Reports to Peter the Great

Vitus Bering (1681 – 1742)
Danish-Russian navigator, naval officer, Arctic explorer.

Vitus Jonassen Bering was a Danish navigator and notable explorer. When he was still a young man, he left for the sea, and spent most of his life exploring. He joined the Russian Navy in 1703,

Bering distinguished himself during Russia's war with Sweden, and when it concluded, he was employed by Czar Peter the Great to lead an expedition and explore the eastern-most limits of the north coast of Asia. At that time, much of the world was uncharted, and it was not known whether Asia and America were connected or separate land masses. Bering left St. Petersburg on February 5, 1725 leading an expedition that traveled across Siberia and set up a base in Kamchatka. From there, the expedition constructed ships and prepared for sea.

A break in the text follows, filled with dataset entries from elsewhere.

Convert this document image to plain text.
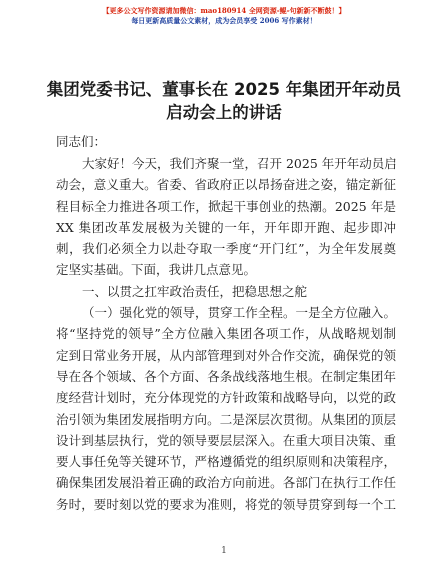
【更多公文写作资源请加微信：mao180914 全网资源-鲲-句新新不断鼓！】
每日更新高质量公文素材，成为会员享受 2006 写作素材！
集团党委书记、董事长在 2025 年集团开年动员
启动会上的讲话
同志们：
大家好！今天，我们齐聚一堂，召开 2025 年开年动员启
动会，意义重大。省委、省政府正以昂扬奋进之姿，锚定新征
程目标全力推进各项工作，掀起干事创业的热潮。2025 年是
XX 集团改革发展极为关键的一年，开年即开跑、起步即冲
刺，我们必须全力以赴夺取一季度“开门红”，为全年发展奠
定坚实基础。下面，我讲几点意见。
一、以贯之扛牢政治责任，把稳思想之舵
（一）强化党的领导，贯穿工作全程。一是全方位融入。
将“坚持党的领导”全方位融入集团各项工作，从战略规划制
定到日常业务开展，从内部管理到对外合作交流，确保党的领
导在各个领域、各个方面、各条战线落地生根。在制定集团年
度经营计划时，充分体现党的方针政策和战略导向，以党的政
治引领为集团发展指明方向。二是深层次贯彻。从集团的顶层
设计到基层执行，党的领导要层层深入。在重大项目决策、重
要人事任免等关键环节，严格遵循党的组织原则和决策程序，
确保集团发展沿着正确的政治方向前进。各部门在执行工作任
务时，要时刻以党的要求为准则，将党的领导贯穿到每一个工
1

In 1728, he sailed through the strait that now bears his name, proving that America and Asia were separate continents. The expedition returned to St. Petersburg in 1730.

Russia commissioned Bering to lead another expedition, an enormous undertaking that became known as The Great Northern Expedition. It is said that ten thousand men took part in the quest to map the Russian-Siberian coast, and the western coast of America, as far south as Mexico. It wasn't until 1740 that Bering reached Kamchatka, having spent the first years of the journey exploring northern Siberia. The 1733 expedition eventually spanned a decade. Bering sighted the volcano Mount Saint Elias in 1741, and sailed past Kodiak Island. Violent Arctic storms and crew sickness prevented Bering from completing his explorations. His ship, the Saint Peter, was wrecked on a desolate island. Bering died of scurvy on the island that now bears his name in December,1741.